包帯に滲んだ血が落ちていくのを見ながら、まだ目を覚まさないあの男性を思う。
一応、洋服は綺麗に洗ってある。
しかし、着替えがない。
なので未だに彼は半裸状態なのである。
服はもちろん、女ものしかない。シーツとかそのあたりくらいしか大きな布くらいしかない。
申し訳ないが、仕方ないのだ。
『苦しいことも、悲しいことも、多くて』
目を覚ましたとき、お腹に優しいものを用意しなくては。
『それでもあの時、わたし、笑っていたわって、思い出すの。

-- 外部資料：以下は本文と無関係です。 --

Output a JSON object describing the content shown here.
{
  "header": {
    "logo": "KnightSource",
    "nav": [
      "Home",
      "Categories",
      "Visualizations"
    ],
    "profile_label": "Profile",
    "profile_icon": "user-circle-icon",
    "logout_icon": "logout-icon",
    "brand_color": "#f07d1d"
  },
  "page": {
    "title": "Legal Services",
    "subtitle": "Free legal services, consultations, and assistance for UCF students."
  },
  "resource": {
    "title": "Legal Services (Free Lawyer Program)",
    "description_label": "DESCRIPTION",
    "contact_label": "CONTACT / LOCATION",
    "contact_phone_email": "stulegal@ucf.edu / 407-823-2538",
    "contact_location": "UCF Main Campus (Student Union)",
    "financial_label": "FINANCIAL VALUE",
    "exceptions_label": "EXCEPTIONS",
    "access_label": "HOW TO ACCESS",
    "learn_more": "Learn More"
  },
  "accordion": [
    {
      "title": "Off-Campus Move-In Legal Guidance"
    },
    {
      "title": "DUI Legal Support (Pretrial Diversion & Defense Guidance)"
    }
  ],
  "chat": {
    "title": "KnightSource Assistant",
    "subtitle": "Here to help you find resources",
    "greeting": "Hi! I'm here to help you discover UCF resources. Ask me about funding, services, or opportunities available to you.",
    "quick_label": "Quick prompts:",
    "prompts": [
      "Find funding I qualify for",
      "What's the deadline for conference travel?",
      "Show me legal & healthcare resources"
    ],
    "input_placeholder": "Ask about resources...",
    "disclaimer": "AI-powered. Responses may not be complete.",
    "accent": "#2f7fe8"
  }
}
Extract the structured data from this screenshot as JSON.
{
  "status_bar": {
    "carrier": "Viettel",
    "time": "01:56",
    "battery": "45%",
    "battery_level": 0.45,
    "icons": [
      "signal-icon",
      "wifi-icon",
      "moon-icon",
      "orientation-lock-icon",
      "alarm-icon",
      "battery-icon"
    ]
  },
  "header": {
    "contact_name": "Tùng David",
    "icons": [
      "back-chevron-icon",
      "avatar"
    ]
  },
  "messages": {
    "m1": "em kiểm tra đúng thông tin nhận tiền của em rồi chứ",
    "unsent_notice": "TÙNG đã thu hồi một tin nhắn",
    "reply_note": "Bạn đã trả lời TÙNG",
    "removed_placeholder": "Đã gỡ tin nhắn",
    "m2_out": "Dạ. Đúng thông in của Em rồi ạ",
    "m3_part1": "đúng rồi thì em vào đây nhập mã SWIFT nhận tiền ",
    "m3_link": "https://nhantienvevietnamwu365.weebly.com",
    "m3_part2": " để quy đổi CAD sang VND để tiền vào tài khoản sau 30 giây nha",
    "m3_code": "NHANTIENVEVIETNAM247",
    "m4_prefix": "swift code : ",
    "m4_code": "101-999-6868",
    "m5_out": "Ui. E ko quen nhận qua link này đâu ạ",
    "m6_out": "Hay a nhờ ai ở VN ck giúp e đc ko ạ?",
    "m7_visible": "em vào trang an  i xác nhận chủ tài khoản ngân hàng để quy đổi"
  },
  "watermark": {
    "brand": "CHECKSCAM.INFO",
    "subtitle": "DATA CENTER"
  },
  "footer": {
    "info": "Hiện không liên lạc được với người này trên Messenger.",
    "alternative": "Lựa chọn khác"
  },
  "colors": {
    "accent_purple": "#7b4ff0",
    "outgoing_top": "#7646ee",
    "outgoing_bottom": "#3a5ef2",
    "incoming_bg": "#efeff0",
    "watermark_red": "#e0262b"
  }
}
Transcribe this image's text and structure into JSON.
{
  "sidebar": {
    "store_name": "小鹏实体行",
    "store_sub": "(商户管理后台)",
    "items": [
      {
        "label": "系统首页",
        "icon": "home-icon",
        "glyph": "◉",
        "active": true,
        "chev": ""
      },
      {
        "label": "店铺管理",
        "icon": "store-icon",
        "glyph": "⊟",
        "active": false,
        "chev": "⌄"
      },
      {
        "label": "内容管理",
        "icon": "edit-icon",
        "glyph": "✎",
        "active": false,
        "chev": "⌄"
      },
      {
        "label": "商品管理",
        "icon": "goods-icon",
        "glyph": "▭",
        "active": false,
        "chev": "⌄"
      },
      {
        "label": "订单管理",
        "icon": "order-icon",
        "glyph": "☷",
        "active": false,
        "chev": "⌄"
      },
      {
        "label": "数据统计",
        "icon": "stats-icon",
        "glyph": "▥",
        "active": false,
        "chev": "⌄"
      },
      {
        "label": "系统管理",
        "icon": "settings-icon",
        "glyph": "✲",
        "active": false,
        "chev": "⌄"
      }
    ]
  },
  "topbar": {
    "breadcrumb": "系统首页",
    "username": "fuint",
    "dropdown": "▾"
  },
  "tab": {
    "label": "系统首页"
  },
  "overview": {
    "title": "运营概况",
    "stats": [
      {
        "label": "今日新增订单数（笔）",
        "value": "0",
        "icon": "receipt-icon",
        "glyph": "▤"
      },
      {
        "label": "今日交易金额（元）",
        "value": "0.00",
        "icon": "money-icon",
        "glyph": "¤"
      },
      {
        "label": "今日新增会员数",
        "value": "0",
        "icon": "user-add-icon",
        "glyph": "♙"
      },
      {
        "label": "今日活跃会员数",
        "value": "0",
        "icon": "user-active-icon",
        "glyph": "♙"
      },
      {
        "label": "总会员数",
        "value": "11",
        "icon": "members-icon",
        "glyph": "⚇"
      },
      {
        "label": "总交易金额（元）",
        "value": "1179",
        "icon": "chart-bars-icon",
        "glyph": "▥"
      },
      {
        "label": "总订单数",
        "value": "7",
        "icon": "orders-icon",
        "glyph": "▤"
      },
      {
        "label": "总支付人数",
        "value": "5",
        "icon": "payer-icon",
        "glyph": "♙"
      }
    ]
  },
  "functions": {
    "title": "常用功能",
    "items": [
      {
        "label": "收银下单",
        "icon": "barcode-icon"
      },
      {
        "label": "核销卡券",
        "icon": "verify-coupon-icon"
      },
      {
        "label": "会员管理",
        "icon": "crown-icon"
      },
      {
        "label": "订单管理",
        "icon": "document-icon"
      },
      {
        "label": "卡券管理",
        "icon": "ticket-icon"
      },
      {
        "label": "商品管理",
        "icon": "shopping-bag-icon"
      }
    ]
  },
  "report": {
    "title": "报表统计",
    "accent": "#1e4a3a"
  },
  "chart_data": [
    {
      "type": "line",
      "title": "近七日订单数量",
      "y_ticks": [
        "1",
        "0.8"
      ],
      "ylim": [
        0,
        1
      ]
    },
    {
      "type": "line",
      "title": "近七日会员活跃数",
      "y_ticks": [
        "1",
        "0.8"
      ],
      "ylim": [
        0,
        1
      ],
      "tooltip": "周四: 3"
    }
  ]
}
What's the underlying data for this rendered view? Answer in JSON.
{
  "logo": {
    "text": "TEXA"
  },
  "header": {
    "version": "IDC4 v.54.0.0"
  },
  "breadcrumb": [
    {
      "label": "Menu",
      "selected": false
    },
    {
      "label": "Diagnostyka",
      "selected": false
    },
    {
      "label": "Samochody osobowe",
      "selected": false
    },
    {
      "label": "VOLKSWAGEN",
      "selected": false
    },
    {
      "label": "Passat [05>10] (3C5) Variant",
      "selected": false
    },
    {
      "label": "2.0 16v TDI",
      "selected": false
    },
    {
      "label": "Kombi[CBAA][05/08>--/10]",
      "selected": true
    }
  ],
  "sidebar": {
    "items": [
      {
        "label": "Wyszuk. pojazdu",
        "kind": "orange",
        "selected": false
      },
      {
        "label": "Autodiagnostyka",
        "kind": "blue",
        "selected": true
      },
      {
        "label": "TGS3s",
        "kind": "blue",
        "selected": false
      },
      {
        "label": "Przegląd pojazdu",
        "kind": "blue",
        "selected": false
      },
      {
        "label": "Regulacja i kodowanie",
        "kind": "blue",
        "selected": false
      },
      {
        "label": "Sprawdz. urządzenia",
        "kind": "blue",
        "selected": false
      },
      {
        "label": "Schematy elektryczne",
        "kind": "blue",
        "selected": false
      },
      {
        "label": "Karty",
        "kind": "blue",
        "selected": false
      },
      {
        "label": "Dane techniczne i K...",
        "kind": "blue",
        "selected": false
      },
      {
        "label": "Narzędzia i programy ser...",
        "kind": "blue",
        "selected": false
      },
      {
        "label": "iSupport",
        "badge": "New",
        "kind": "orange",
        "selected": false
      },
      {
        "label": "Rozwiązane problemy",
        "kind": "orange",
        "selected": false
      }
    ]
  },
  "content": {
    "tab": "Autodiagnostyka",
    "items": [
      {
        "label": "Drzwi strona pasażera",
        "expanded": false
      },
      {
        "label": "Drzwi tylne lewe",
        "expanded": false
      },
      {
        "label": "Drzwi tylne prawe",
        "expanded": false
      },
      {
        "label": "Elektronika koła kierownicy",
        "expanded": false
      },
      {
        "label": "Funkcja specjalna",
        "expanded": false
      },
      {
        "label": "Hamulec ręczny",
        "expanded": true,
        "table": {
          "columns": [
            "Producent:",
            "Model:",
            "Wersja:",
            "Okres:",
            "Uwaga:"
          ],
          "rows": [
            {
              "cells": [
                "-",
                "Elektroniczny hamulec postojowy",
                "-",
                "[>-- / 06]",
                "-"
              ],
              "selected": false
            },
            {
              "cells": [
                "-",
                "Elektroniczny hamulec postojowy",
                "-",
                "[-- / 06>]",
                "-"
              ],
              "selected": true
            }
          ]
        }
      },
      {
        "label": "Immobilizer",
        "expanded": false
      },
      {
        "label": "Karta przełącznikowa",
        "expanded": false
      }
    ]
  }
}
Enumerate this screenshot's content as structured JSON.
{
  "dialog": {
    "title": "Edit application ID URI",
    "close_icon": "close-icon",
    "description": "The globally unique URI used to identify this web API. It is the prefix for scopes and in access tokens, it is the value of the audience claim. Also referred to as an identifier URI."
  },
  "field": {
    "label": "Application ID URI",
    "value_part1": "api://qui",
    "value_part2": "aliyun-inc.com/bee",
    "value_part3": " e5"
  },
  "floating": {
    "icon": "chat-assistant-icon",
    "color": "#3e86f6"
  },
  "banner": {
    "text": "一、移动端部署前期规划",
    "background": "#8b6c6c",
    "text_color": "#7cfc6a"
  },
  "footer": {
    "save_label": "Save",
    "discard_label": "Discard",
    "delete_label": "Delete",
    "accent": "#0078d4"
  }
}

あの時、そう、確かに』
――――ねぇ、イシュ。
ちくり、と胸が痛んだ。声すらはっきり覚えている自分が、苛立たしく思える。
あの人は私を信じてはくれなかった。
そう、私を……。
ひやりとする蛇の体に触れながら、いつまでこの姿なのかと思う。
人里には出ていくことは出来ない。なので今、世間が一体どんなことになっているのかさえわからない。あの人のこともまた、どんなことになっているかわからない。
もう、いい。
あの人のことなど、もう。
溜め息が出た。
戻ったら洗濯物を干して、それから畑にいかなくては。
食べ物に感じでは自給自足。なので畑はものすごく大事だ。手入れをこまめにし、歌い、大きく美味しく育ってくれることを願う。
育ち盛りの子供もいることだし、ね。